UX tools include Photoshop and wireframing. But, interactions aren’t static. Facebook Home features a chat bubble unlike anything previous.
“…something like Facebook Home is completely beyond the abilities of Photoshop as a design tool. How can we talk about physics-based UIs and panels and bubbles that can be flung across the screen if we’re sitting around looking at static mocks? (Hint: we can’t.)”
After Effects. Um no? After Effects is not really made for prototyping, or it would have some sweet presets. There’s probably a library of those floating around the internet somewhere. I wouldn’t recommend After Effects unless you’re really comfortable with a timeline scrubber. I always feel like the timing is too fast or too slow, but there’s no rhyme to it. It takes some getting used to. My prototypes look all janky and don’t align well. And states are too much trouble in comparison to the few lines of code it takes for a link to have multiple states, or what have you. But, on other merits, I would say it’s not helpful. With a coded prototype, you can pass it off to your developer and they will thank you for having websafe colors, and animation timing with code like this “webkit-transition: all 1s ease-in-out.”

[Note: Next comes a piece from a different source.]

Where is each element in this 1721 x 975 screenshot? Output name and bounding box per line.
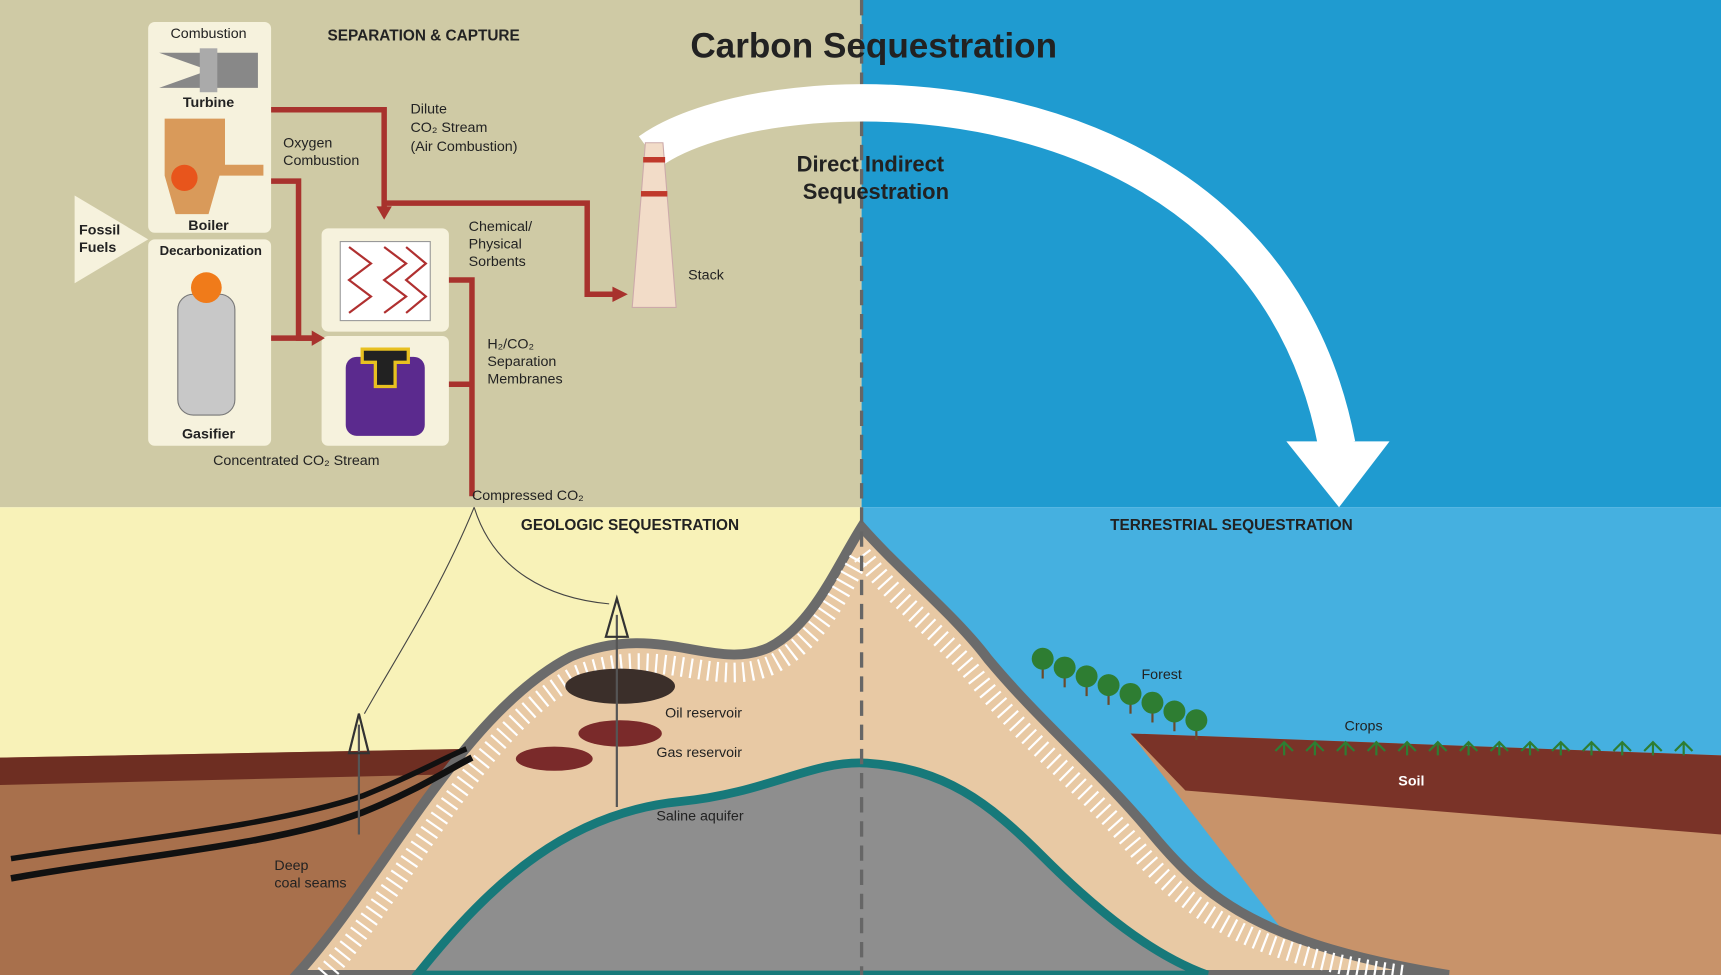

Stay curious. If you want to see what a website’s doing, check under the hood using your browser’s view source. If you’re really ambitious, use Save As and download the complete web page. Sometimes, what you save is a frozen version of the website, so check the states. And with code, sometimes it’s not that easy to decipher. Other resources include GitHub, CoffeeScript, Tumult Hype (doesn’t import styles), Webmonkey from WIRED, and Apple’s Keynote has a free limited library of protyping stuff at Keynotopia.